Jawad, of course, is the Afghan arrested in 2002 around the age of 12, tortured into confessing (according to a U.S. military judge) and imprisoned ever since at Guantanamo Bay, where he was subjected to yet more abusive and “extreme” interrogations. Yesterday, D.C. District Court Judge Ellen Huvelle granted his petition for habeas corpus, making him the 28th Gitmo detainee ordered free to go of the 33 cases decided by a federal court so far. But as I wrote yesterday, the Obama administration is still saying that it may charge Jawad for essentially the same crime (he was alleged to have thrown a hand grenade that wounded two U.S. soldiers), although the government has never been able to produce any admissible or reliable evidence to support their case, as Huvelle has repeatedly emphasized.
Montalvo had this to say about the new “eye witnesses” that the government claims it can produce:
I have spoken with the government’s star witnesses and they all have a couple of things in common … 1) they know how to describe the day of the incident anywhere from two to five different ways placing themselves in different locations for each of this descriptions and witnessing or not witnessing different things … 2) they have all received some sort of U.S. government compensation from shoes and a trip to the United States to $400 for cooperation, which is a princely sum in Afghanistan.

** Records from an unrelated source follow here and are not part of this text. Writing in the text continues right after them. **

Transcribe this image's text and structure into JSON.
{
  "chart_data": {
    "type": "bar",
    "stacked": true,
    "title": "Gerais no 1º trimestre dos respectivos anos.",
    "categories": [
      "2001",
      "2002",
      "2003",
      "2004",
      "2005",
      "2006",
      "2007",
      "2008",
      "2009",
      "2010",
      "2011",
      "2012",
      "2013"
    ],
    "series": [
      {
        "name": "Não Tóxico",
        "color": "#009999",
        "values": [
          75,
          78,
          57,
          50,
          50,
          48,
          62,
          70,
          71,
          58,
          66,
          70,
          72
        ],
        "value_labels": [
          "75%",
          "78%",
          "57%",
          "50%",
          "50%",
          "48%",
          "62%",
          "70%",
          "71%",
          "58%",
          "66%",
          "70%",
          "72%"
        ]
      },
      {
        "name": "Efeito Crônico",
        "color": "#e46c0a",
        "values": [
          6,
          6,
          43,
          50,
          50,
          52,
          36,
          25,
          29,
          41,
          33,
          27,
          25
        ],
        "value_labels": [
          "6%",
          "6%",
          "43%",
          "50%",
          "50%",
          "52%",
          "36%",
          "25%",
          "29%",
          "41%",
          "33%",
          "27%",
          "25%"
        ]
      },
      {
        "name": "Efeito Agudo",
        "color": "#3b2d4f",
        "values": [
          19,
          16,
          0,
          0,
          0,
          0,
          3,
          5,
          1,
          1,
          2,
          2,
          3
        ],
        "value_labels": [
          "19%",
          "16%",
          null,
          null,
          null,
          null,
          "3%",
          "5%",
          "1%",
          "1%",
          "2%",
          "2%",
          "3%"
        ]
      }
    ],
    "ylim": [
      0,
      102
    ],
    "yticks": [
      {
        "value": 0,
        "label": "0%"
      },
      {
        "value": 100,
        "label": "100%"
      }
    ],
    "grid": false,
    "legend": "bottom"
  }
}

According to Montalvo, officials from the government of Afghanistan, which has been demanding Jawad’s return home, “openly admit that the matter was not handled properly and they don’t even know what happened because the Americans in their lust for bloodletting snatched Jawad away before the incident could be investigated.” In the view of Montalvo and many other U.S. lawyers, if Jawad committed a crime in Afghanistan, that’s where he should be tried. “We have no place interfering with Afghan sovereignty,” wrote Montalvo.
In fact, it’s not even clear what crime he can be accused of in the United States.

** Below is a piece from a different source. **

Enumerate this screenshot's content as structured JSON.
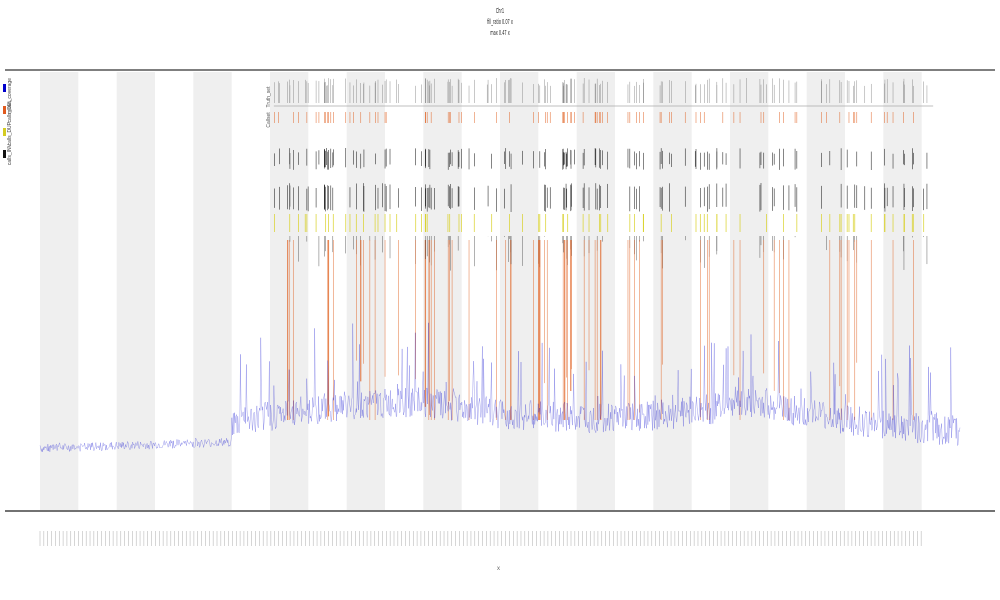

In a conversation with University of California at Davis international law professor Diane Marie Amann yesterday, she told me that “if you look at murder and attempted murder statutes, they don’t contemplate extraterritorial jurisdiction” — meaning the U.S. government may not be able to prosecute if the crime was committed overseas. “The one statute that jumps out is the material support statute,” she said, which criminalizes “material support” to a terrorist organization, and is the law the Justice Department frequently uses against terror suspects charged in the United States. But given his age and the circumstances of Jawad’s arrest, “that seems unlikely,” she said. “I don’t see how they’re going to be able to take the same charges that they had levied in the Guantanamo system and put them in federal criminal court.”
So even if they have the evidence to bring a new case against Jawad, “those are the kinds of issues that Justice will struggle with now.”